Assume first that $\Vert x\Vert$ or $\Vert y\Vert$ is not greater than $1-\alpha$. Then $$\left\Vert\frac{x+y}2\right\Vert\leq\frac12(1+(1-\alpha))=1-\frac12\alpha\, .$$
Now, assume that $\Vert x\Vert$ and $\Vert y\Vert$ are both greater than 
$1-\alpha$. Then $u:=\frac{x}{\Vert x\Vert}$ and $v:=\frac{y}{\Vert y\Vert}$ satisfy $$\Vert u-x\Vert=\left\Vert\left(\frac1{\Vert x\Vert}-1 \right) x \right\Vert\leq \left(\frac1{1-\alpha}-1\right)\Vert x\Vert\leq \frac\alpha{1-\alpha}\, ,$$
and likewise
$$\Vert v-y\Vert\leq\frac\alpha{1-\alpha}\cdot $$ 
Since $\Vert x-y\Vert\geq\varepsilon$, it follows that $\Vert u-v\Vert\geq \varepsilon-2\frac\alpha{1-\alpha}\cdot$ Assuming $\frac{2\alpha}{1-\alpha}<\varepsilon$ and remembering that $\Vert u\Vert =1=\Vert v\Vert$, we deduce that $\Vert \frac{u+v}2\Vert\leq 1-\delta\left(\varepsilon-2\frac\alpha{1-\alpha} \right)$ and hence (using again the fact that $\Vert u-x\Vert$ and $\Vert v-y\Vert$ are not greater than $\frac\alpha{1-\alpha}$) that
\begin{eqnarray*}\left\Vert \frac{x+y}2\right\Vert&\leq&\left\Vert \frac{u+v}2\right\Vert+\frac\alpha{1-\alpha} \\&\leq & 1-\delta\left(\varepsilon-2\frac\alpha{1-\alpha} \right)+\frac\alpha{1-\alpha}\cdot 
\end{eqnarray*}
So we are able to estimate $\left\Vert\frac{x+y}2\right\Vert$ in the two cases we have considered.

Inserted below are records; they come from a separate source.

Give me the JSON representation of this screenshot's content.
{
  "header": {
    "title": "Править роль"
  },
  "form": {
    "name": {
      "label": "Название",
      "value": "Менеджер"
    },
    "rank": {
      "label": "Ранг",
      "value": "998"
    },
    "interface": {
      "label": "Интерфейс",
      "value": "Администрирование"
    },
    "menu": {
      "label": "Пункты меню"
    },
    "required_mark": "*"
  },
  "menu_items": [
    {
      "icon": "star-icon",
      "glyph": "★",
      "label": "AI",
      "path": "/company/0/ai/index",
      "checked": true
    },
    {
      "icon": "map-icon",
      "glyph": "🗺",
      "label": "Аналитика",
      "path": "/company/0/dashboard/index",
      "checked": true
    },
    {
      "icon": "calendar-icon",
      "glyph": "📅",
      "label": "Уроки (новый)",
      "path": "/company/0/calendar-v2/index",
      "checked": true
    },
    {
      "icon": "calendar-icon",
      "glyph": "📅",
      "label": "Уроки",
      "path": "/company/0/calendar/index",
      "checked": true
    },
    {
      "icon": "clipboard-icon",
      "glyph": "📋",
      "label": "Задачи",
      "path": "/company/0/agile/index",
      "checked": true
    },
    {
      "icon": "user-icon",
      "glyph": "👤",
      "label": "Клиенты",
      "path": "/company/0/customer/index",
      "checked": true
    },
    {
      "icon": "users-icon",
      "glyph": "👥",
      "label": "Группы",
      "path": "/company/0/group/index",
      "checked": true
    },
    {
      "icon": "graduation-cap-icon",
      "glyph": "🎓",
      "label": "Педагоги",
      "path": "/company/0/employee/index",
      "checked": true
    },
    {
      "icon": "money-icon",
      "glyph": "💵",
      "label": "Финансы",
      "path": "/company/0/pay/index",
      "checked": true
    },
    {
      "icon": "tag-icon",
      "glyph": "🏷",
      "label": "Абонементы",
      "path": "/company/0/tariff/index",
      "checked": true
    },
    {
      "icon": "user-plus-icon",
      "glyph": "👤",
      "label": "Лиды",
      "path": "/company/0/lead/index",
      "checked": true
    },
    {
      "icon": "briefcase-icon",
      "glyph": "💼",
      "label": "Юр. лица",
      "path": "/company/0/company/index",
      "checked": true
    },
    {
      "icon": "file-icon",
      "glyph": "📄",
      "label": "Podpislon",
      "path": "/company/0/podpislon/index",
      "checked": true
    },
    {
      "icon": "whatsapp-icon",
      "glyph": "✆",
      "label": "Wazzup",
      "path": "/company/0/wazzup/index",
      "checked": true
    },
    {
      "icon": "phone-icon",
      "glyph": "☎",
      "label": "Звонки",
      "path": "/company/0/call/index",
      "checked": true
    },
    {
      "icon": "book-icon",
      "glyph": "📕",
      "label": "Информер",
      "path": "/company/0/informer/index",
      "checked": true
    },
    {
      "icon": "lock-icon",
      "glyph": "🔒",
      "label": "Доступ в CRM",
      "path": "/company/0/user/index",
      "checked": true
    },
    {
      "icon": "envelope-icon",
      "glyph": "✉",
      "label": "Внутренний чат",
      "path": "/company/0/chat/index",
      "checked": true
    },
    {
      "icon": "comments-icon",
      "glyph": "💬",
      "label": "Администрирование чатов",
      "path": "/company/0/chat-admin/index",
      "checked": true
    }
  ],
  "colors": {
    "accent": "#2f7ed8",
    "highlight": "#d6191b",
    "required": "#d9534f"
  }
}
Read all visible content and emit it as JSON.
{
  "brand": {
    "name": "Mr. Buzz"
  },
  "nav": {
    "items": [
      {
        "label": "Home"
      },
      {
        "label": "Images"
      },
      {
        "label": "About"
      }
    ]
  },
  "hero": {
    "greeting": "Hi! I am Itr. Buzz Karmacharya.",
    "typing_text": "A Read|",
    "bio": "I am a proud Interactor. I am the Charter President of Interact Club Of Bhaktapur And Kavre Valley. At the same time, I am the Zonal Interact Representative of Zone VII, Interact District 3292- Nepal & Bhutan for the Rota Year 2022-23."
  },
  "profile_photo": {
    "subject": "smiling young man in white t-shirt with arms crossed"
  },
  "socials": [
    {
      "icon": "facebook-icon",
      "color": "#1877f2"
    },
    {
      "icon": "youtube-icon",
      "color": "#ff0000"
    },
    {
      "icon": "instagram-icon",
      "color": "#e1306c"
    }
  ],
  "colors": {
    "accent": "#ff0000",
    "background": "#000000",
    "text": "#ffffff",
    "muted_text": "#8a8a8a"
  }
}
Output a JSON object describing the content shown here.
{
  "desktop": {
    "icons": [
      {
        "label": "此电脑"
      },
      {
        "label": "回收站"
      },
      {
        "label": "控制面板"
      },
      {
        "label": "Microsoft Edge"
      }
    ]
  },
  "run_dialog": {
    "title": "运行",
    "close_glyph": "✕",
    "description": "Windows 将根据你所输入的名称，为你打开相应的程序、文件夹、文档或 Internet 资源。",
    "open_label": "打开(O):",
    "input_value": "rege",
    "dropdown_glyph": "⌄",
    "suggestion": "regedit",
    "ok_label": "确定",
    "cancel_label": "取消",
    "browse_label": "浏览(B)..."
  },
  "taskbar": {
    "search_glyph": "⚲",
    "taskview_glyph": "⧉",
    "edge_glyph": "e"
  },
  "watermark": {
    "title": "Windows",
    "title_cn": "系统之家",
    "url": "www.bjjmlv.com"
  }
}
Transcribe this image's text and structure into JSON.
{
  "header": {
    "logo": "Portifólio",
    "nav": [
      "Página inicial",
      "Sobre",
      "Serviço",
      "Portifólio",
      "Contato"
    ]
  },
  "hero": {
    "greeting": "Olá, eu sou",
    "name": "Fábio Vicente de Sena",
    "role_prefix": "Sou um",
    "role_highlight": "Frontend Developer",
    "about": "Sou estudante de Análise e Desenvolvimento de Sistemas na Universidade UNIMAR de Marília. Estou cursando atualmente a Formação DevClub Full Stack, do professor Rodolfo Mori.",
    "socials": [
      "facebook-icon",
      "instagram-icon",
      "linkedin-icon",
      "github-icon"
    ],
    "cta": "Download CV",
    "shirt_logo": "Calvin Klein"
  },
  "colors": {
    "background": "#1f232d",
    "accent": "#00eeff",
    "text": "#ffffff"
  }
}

Now, choose $\alpha=\alpha(\varepsilon)$ such that $$\frac\alpha{1-\alpha}<\min\left( \frac\varepsilon4, \delta(\varepsilon/2) \right)\, .$$
Observe that that since $\varepsilon-2\frac\alpha{1-\alpha}\geq\varepsilon/2$, we have $\delta\left(\varepsilon-2\frac\alpha{1-\alpha} \right)-\frac\alpha{1-\alpha}\geq\delta(\varepsilon/2)-\frac\alpha{1-\alpha}>0$. Hence, 
$$\delta'(\varepsilon)=\min\left( \frac\alpha2, \delta\left(\varepsilon-2\frac\alpha{1-\alpha} \right)-\frac\alpha{1-\alpha}\right) $$
is a positive number (depending only on $\varepsilon$); and by the above two estimates for $\left\Vert\frac{x+y}2\right\Vert$, (2) holds true for the given $\varepsilon$ with $\delta=\delta'(\varepsilon)$.